「面白いが、疑問が残る」ラストマイル Soraさんの映画レビュー(感想・評価)
面白いが、疑問が残る
切迫した物流現場、物流の羊運輸と販売会社DAIRY FASTとのそれぞれの保身の描写がリアル。
耐熱性の高い洗濯機の伏線回収などはすっきりしたが、一部では疑問が残る。
①最初の爆発物、DAIRY PHONEは発売日に事件発生。セール予告前に購入できない→爆発の被害者が犯人で、手動で爆破した。というシーンでエレナが「1番知りたかった答えはロッカーの中にあったのに!」と言う。どういうこと??
②エレナは福岡からの転勤者ではなく、アメリカ本社から何も知らされずに移動させられてきた人だった。→それなら何故最初に福岡から来たと嘘をついたのか??
③ロッカーの言葉、2.7m/s 70kg→0 は自分の体でベルトコンベアを止めて稼働率を0にする、という意味だけなのか?
①の「答えはロッカーの中に…」を考えると、何が別の意図もある気がする。深読みしすぎ??
最後の爆弾は宅配ボックスに配達済みの荷物だったが、これも皮肉なものだな、と思う。配達の際にたくさんの荷物を抱えながら「宅配ボックスが1箇所しか空いていない」というセリフがあった。みんなが宅配ボックスに荷物を放置することで新たな荷物が入れられず再配達が増えているということを再認識させるための描写だと感じた。
この家族は宅配ボックスに荷物を3日放置したおかげで助かったが、現場の方を思うと本来はこんなに放置するべきではない。
それと、山﨑の描写が少なすぎる。ロッカーで手が震えるシーンなどから、過労で追い込まれて自殺したということはわかる。
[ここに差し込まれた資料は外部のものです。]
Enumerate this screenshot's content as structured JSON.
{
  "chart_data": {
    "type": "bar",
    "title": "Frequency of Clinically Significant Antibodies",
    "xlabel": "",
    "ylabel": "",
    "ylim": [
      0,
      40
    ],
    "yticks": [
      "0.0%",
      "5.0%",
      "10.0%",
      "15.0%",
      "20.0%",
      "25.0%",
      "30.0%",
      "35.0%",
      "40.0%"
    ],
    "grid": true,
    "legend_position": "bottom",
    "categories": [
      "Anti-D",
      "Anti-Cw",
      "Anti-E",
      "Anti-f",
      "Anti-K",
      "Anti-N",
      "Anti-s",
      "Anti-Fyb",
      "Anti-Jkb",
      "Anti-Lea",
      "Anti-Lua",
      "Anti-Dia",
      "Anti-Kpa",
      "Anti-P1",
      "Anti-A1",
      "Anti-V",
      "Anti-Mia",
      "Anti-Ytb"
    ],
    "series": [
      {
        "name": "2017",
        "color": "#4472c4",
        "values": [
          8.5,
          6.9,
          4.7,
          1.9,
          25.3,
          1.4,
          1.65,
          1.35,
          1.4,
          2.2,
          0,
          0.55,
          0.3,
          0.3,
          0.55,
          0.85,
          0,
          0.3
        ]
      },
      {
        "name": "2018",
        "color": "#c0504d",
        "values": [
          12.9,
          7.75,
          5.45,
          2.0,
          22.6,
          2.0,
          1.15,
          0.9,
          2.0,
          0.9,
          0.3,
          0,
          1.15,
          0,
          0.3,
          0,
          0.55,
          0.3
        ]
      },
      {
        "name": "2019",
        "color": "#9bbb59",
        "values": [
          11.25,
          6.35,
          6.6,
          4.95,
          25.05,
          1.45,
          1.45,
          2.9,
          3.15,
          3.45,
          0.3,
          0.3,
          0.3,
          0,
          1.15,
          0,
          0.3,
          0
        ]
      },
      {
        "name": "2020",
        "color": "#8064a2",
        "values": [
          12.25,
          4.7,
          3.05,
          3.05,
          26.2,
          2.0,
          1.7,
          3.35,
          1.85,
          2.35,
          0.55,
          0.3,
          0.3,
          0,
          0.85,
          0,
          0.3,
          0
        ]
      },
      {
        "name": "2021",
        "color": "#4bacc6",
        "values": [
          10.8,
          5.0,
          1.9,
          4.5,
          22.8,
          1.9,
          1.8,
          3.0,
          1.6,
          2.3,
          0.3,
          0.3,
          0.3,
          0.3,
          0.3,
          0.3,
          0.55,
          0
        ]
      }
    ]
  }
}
ただ、仕事中の描写が少なすぎるのでどれだけ過酷な環境だったかが伝わらない。
宅配ボックスに荷物を放置して助かった家族の情報(離婚、誕生日プレゼントなど)は正直要らないので、山﨑の描写が欲しかった。あの家族の描写は視聴者ウケを狙いすぎていると感じてしまった。
総合的には丸く収まったが、後から色々と考えさせられる話。自分自身、荷物が1、2日で届く生活に慣れてしまっているのを痛感した。医療現場などは急ぎかもしれないが、一般家庭では物流現場を圧迫してまで翌日に受け取らないと死ぬような物はない。とはいえネットは便利なので、とにかく再配達を減らすように努めるのが我々のできることだと思う。